Shepard’s new focus on realism and dysfunctional family life sprang from explicitly autobiographical roots (Peterson, Jane Temple. Sam Shepard’s Family Trilogy: Analysis and Assessment. 1989. University of Missouri, PhD dissertation). In the mid-1970s, he revisited the California avocado farm of his father, Sam Rogers, hoping to come to terms with his troubled childhood. Rogers, a former World War II bomber pilot with a long history of post-traumatic stress disorder (PTSD), alcoholism, and anger issues, provided the model for many of the feckless, abusive wastrels in his son’s plays, notably Weston Tate in Curse of the Starving Class, who shares Rogers’s checkered past: former B-24 pilot, failed avocado farmer, spendthrift, and abusive, alcoholic father.
In Curse, a tour de force of post-Vietnam/Watergate disillusionment, Shepard wrings from his own troubled past a sour, blackly humorous hope for forgiveness and closure.
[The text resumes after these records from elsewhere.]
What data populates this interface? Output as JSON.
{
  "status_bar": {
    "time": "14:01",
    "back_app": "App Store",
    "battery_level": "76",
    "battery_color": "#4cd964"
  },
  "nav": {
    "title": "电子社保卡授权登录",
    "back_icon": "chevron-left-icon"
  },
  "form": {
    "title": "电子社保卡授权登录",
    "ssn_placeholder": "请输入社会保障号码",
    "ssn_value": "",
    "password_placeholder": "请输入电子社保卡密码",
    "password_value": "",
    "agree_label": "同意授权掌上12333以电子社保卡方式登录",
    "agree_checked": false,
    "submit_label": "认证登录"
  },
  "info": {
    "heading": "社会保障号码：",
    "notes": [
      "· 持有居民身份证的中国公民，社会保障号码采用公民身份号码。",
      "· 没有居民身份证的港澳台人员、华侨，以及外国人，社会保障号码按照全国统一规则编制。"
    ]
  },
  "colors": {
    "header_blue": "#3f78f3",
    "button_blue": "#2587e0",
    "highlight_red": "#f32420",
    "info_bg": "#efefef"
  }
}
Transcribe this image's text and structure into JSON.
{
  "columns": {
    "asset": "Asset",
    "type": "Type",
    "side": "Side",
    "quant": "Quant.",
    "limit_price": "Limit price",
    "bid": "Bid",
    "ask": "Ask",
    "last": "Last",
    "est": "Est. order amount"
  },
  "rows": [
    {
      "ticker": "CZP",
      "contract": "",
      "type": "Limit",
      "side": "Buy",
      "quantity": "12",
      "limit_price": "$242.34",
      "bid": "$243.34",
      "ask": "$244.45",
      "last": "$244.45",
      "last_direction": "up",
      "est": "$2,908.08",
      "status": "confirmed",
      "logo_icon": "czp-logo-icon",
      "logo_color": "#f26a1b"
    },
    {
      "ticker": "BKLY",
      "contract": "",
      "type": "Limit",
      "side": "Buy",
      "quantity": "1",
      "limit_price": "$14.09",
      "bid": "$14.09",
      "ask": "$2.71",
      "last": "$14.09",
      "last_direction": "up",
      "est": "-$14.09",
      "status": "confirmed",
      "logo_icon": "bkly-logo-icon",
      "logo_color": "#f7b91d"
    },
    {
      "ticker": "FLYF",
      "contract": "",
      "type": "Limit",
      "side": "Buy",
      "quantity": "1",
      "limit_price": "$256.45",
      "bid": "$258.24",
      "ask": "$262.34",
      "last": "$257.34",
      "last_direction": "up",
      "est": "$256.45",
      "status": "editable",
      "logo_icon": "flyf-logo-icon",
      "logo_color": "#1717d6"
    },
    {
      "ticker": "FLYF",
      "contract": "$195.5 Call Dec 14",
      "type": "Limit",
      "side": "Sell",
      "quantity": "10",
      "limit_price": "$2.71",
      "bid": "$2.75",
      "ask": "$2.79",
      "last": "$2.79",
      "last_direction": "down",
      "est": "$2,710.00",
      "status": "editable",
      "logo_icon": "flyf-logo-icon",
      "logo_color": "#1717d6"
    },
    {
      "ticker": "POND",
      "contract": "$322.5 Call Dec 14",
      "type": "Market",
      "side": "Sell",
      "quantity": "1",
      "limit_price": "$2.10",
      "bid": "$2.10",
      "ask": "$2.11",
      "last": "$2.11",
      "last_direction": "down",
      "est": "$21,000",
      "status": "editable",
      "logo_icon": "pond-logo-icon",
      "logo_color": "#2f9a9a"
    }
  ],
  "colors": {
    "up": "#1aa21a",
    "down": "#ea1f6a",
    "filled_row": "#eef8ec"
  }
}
Here, the sins of the father are not Weston’s alone but are symptomatic of the betrayal of an entire nation by its supposed protectors. The play singles out larger, more shadowy forces—e.g., vulture-like corporations, banks, and “executive management” that prey on America’s once-mighty agricultural sector—which somewhat mitigates the father’s guilt for his family’s ruin. However, by the trilogy’s second play, Buried Child, Shepard mostly omits Curse’s outsider villains (con men, loan sharks, predatory banks), focusing squarely on the cruelty, delusions, and betrayals of family itself. As if to universalize the claustrophobic tensions of family and isolate them further from a social context, the family in Buried Child is not even given a last name.
True West, the trilogy’s third play, narrows the focus even more, dissecting the bitter lifelong rivalry of two brothers, whose over-the-top vitriol, one-upmanship, and desperate longing for respect distill the malice of family life into a rancorous tête-à-tête. As in Shepard’s first two “Family Trilogy” plays, much of the characters’ violence is directed at objects of cozy domesticity (furniture, food, telephones, utensils, typewriters, etc.), whose destruction symbolizes the mindless damage to loved ones and to the family itself. (In one staging of True West, a plexiglass barrier had to be installed to protect the audience from flying debris.) In all three plays, Shepard stylizes action through absurdist dark humor, shock effects, and allusions to mythology, religion, and gothic literature (including Oedipus, Atreus, Poe, and the Holy Grail), crystalizing the grip of family as eternal, primal, inescapable. Never wholly despairing, Shepard’s plays hold out hope for redemption, even heroism. However, he suggests that the family has always been a “curse” in one way or another. Even at its best, its long tentacles must, eventually, be resisted—or lopped off, as Hercules did to the Hydra—if its children can ever hope to escape and build lives of their own.